The vice ofRevenue Ruling 54-61 is not apparent in the more usual situation where a manufacturer is selling retail items at a considerable profit, and the cost limitation, therefore, does not come into play. In the great majority of cases, the ruling operates to augment the Congressional intent. When, however, the manufacturer lowers his retail price below cost so that, underRevenue Ruling 54-61, he is no longer paying tax upon substantially the same basis as his competitors, the ruling becomes inconsistent with the statute. It seems clear that when Congress spoke of the "ordinary course of business," it contemplated not only good, but bad, times. For these reasons, Whattoff et al. v. United States, 8 Cir., 355 F.2d 473 (1966) [see copy of opinion attached to Document 30], relied on by the defendant, does not apply here since, in that case, there was no showing that sales were made below cost. In addition, Whattoff is further distinguishable from the present case since in that case the articles sought to be taxed were not manufactured by anyone except the taxpayer and, therefore, there was no established wholesale price for sales of such articles made in the ordinary course of trade.
It is pointed out by the Government that if the plaintiff prevails here, it will actually be paying less tax than its competitors on substantially similar sales. Although this may be true, any slight benefit to the plaintiff in this case appears to be considerably less than the detriment the plaintiff would otherwise suffer under this ruling, which, in its cost limitation, bears no relationship to the statutory language of § 4216(b).
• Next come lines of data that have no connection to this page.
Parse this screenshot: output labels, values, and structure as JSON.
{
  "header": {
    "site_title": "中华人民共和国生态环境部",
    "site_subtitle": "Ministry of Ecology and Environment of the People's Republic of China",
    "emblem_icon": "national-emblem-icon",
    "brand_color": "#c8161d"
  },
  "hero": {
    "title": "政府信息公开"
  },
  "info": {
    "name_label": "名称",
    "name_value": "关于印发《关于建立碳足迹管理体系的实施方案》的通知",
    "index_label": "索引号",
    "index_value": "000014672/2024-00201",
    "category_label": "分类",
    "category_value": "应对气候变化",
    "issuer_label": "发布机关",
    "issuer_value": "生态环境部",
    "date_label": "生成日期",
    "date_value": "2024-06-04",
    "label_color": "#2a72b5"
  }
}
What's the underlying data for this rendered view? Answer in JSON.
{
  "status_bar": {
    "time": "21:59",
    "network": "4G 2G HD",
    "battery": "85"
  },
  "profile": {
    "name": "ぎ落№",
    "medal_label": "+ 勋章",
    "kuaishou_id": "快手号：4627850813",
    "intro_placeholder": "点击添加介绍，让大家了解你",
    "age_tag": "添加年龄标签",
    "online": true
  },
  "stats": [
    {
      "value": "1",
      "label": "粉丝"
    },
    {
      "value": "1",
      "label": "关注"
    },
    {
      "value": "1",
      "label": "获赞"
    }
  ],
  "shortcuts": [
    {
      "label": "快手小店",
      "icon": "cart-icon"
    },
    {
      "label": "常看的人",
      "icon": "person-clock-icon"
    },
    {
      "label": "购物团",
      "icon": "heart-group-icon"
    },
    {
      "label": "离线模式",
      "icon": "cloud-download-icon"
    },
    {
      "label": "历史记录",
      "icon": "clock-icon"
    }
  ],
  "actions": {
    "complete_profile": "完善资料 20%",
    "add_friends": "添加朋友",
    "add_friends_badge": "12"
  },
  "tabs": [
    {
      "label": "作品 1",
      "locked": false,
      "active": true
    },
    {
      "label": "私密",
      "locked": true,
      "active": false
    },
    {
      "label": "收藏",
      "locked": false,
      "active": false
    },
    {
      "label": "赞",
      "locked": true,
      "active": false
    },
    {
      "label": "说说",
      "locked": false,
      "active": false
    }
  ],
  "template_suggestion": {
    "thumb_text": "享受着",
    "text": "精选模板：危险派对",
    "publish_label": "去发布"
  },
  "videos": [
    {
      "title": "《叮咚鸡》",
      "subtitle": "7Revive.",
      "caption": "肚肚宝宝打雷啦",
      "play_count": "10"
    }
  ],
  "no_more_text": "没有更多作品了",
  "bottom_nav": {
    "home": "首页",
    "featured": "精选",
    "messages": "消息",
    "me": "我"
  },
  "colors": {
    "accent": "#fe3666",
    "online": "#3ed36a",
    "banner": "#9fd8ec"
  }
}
Furthermore, under other circumstances (i.e., when 75% of the retail price is higher than a competitor's wholesale price), the plaintiff will have to pay slightly more tax than its competitors.
The following examples, based on the testimony given at trial (N.T. 40-43) by Mr. Jenson, Vice President of the plaintiff corporation, are illustrative of this point:
Example 1 - Mr. Jenson testified that underRevenue Ruling 54-61 as it now stands, if the plaintiff and either Fruehauf or Heil sold a trailer tank to a major oil company at retail for $7500, the Government would impose a tax of $750.00 on the plaintiff (10% of $7500)
while imposing a tax of only $600. on either Fruehauf or Heil (10% of $6000.).